I think this is quite a large mistake in reasoning, because while there may be a very small fraction of future intelligence which is doing the work of settling space and solving problems that arise, I strongly suspect that within the first few million years we will have solved basically all problems that need solving and almost all of the intelligence and computing power will go toward digital emulations for enjoyment and leisure, with further space settlement being highly optimized and needing very little further computation, or being able to be done in a way which simply avoids sentience.
So while it may be true that most minds will be digital, it also seems that whether these minds deserve rights/welfare/moral concern will be quite obvious, as those minds will be the future of humanity itself, most people having uploaded themselves into digital form for the much greater abundance and opportunities this will provide.
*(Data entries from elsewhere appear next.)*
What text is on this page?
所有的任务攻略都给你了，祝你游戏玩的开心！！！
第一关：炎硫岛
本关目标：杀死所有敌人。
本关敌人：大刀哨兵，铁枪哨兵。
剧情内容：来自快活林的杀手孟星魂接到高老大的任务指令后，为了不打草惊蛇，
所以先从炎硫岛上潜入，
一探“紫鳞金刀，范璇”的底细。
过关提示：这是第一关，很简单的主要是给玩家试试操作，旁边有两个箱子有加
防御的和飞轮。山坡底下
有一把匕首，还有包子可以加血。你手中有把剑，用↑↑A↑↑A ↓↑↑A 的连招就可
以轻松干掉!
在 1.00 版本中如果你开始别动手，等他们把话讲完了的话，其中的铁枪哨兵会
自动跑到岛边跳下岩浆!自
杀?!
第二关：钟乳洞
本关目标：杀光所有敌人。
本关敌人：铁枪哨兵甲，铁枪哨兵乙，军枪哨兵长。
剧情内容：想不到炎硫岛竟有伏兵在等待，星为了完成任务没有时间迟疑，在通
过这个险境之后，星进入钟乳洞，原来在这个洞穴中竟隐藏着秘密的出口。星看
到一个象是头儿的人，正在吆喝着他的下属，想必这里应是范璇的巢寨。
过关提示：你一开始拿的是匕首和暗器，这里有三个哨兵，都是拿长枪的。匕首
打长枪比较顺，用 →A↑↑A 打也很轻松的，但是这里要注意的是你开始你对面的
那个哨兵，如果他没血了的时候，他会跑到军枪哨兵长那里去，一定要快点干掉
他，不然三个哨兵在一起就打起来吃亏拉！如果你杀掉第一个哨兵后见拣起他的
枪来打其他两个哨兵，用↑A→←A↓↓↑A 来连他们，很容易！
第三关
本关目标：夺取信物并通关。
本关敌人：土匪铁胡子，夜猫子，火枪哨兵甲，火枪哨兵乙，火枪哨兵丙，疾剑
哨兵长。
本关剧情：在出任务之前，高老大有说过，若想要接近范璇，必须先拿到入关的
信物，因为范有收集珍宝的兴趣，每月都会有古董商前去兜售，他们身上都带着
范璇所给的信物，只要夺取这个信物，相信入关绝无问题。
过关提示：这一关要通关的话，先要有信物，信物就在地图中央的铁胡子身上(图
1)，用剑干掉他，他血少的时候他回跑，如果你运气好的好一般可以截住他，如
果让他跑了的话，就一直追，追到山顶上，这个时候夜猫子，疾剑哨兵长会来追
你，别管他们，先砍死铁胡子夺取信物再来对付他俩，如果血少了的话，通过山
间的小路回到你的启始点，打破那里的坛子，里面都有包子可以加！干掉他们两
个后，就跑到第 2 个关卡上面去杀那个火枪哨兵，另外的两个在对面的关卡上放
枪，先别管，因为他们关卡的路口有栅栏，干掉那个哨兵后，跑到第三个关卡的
It seems likely we will be acutely aware of the degree to which digital intelligence used for instrumental purposes within the simulation is sentient, as we will have first-hand experience with digital sentience and be able to study it with advanced intelligence doing fine-grained interpretability and qualia research to understand exactly what generates qualia valence, preferences, etc.
It is possible that emulated humans, having all this knowledge, will still treat instrumental AI within the simulation badly, but because we will have such profound understanding of what we are doing and ability to directly empathize with and experience it ourselves, it seems much more likely that in the long-term we will find ways of avoiding or minimizing harm to artificially sentient processes.
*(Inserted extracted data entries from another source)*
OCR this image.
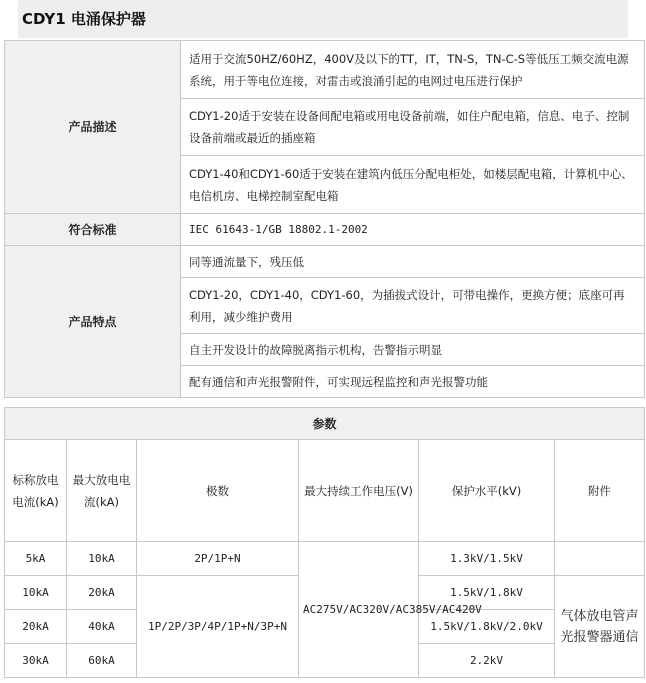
CDY1 电涌保护器
产品描述	适用于交流50HZ/60HZ，400V及以下的TT，IT，TN-S，TN-C-S等低压工频交流电源系统，用于等电位连接，对雷击或浪涌引起的电网过电压进行保护
	CDY1-20适于安装在设备间配电箱或用电设备前端，如住户配电箱，信息、电子、控制设备前端或最近的插座箱
	CDY1-40和CDY1-60适于安装在建筑内低压分配电柜处，如楼层配电箱，计算机中心、电信机房、电梯控制室配电箱
符合标准	IEC 61643-1/GB 18802.1-2002
产品特点	同等通流量下，残压低
	CDY1-20，CDY1-40，CDY1-60，为插拔式设计，可带电操作，更换方便；底座可再利用，减少维护费用
	自主开发设计的故障脱离指示机构，告警指示明显
	配有通信和声光报警附件，可实现远程监控和声光报警功能
参数					
标称放电电流(kA)	最大放电电流(kA)	极数	最大持续工作电压(V)	保护水平(kV)	附件
5kA	10kA	2P/1P+N	AC275V/AC320V/AC385V/AC420V	1.3kV/1.5kV	
10kA	20kA	1P/2P/3P/4P/1P+N/3P+N		1.5kV/1.8kV	气体放电管声光报警器通信
20kA	40kA			1.5kV/1.8kV/2.0kV	
30kA	60kA			2.2kV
Another reason treating instrumental AI within the simulation badly seems unlikely to be a large problem is that we will be strongly incentivized to minimize instrumental processes within the simulation so that we can devote more computational resources to emulations of leisure and enjoyment.
While it may still be true that how we treat AIs could end up being the most significant moral catastrophe in the near-term future, I don’t think it is likely to be an existential catastrophe, as it seems the percent of minds mistreated in the near-term is likely to be an infinitesimally small fraction of all future digital minds.
Note, there may be other instrumental reasons for AI sentience work, such as slowing down AI progress for AI safety reasons, but I think we should be clear if this is the reason we are doing such work. (Of course, this does seem to present a significant conflict, as being open about this alternative motive may be highly detrimental to the persuasiveness of the work.)